Pour ce projet ambitieux nous avions besoin d’un partenaire et nous avons eu la chance de pouvoir compter sur le soutien de MSDAVENIR depuis le début. Ça nous a apporté les fonds pour pouvoir faire ce projet dont les premières étapes de mise à point ont commencé en 2015. Nous avons pu générer des ressources qui vont bien au-delà de l’objectif de l’essai et qui sont aujourd’hui disponibles pour la communauté, nous avons développé des kits de séparation de cellules, des nouveaux tests et des panneaux pour faire des analyses sur les cellules, sur le virus, etc.

Nous avons pu bénéficier d’un soutien très enthousiaste et encourageant de la part de l’équipe MSDAVENIR. Cet accompagnement qui était mis en place était important pour pouvoir faire les points d’étapes. Aujourd’hui on se trouve dans la phase finale du projet.

 

Quels sont les principaux résultats et avancées apportés par ce projet ?

Beaucoup de résultats devront être dévoilés dans les mois qui viennent, car les analyses sont toujours en cours, mais c’est un succès extraordinaire. Nous n’aurions pas pu rêver mieux. Nous avons obtenu des données très excitantes. Notamment la confirmation des hypothèses de départ sur l’effet bénéfique du traitement précoce. Nous avons également pu identifier des réponses immunitaires protectrices qui s’optimisent grâce au traitement initié précocement, et se mobilisent après l’interruption du traitement.
Cette première étape du projet nous permet de montrer l’importance de commencer un traitement dans les premières semaines qui suivent l’infection pour pouvoir réussir une rémission de l’infection par le VIH. Nous savons que cela ne va pas suffire pour tout le monde. Mais en parallèle, toutes les autres informations nous permettent d’identifier les réponses immunitaires qu’il faudrait mobiliser par d’autres approches complémentaires.

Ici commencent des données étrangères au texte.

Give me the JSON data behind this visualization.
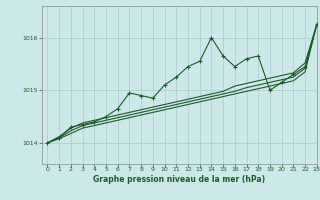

En parallèle, nous avons également pu développer l’étude d’un modèle de contrôle naturel de l’infection. Il s’agit de sujets qui contrôlent l’infection sans jamais avoir eu besoin d’un traitement antirétroviral. Nous avons pu suivre depuis le début, des animaux qui ont contrôlé naturellement et d’autres qui n’ont pas contrôlé l’infection. C’est très enthousiasmant car nous avons pu suivre l’évolution d’une réponse cellulaire spécifique qui est relayée par des cellules T CD8 cytotoxiques, et avons identifié des caractéristiques de ces cellules qui apparaissent très tôt chez les sujets qui vont contrôler naturellement l’infection. Ca nous donne des pistes thérapeutiques importantes. Ces données ont été publiées dans Cell reports (Passaes et al Cell Reports 2020 (https://doi.org/10.1016/j.celrep.2020.108174) et Nature Metabolism (Angin et al Nature Metabolism 2019 (https://doi.org/10.1038/s42255-019-0081-4)

Par la suite, sur la base de toute la structure qui a été montée pour l’étude p-Visconti et avec l’ensemble des informations que nous avons à ce jour, notre objectif est d’entamer des études précliniques et cliniques avec des pistes thérapeutiques que l’on a commencé à tester dans le laboratoire, afin de mobiliser ces réponses immunitaires que l’on sait aujourd’hui importantes pour le contrôle de l’infection, qu’elle soit en l’absence complète de traitement antirétroviral ou après l’interruption d’un traitement précoce.

Au delà de ces avancées scientifiques, peut-on tirer un bilan plus large ?

Le travail qui a été fait pendant le déroulement de ce projet a permis déjà à deux jeunes chercheurs de soutenir leur thèse sur la base des résultats de l’étude p-VISCONTI , à une jeune chercheuse d’être titularisée à un poste d’ingénieure en recherche et on a créé des infrastructures et des conditions qui ont permis aussi de lever des fonds pour d’autres projets. L’étude p-VISCONTI a donné un socle pour tout ce qui est développement humain, technique et scientifique.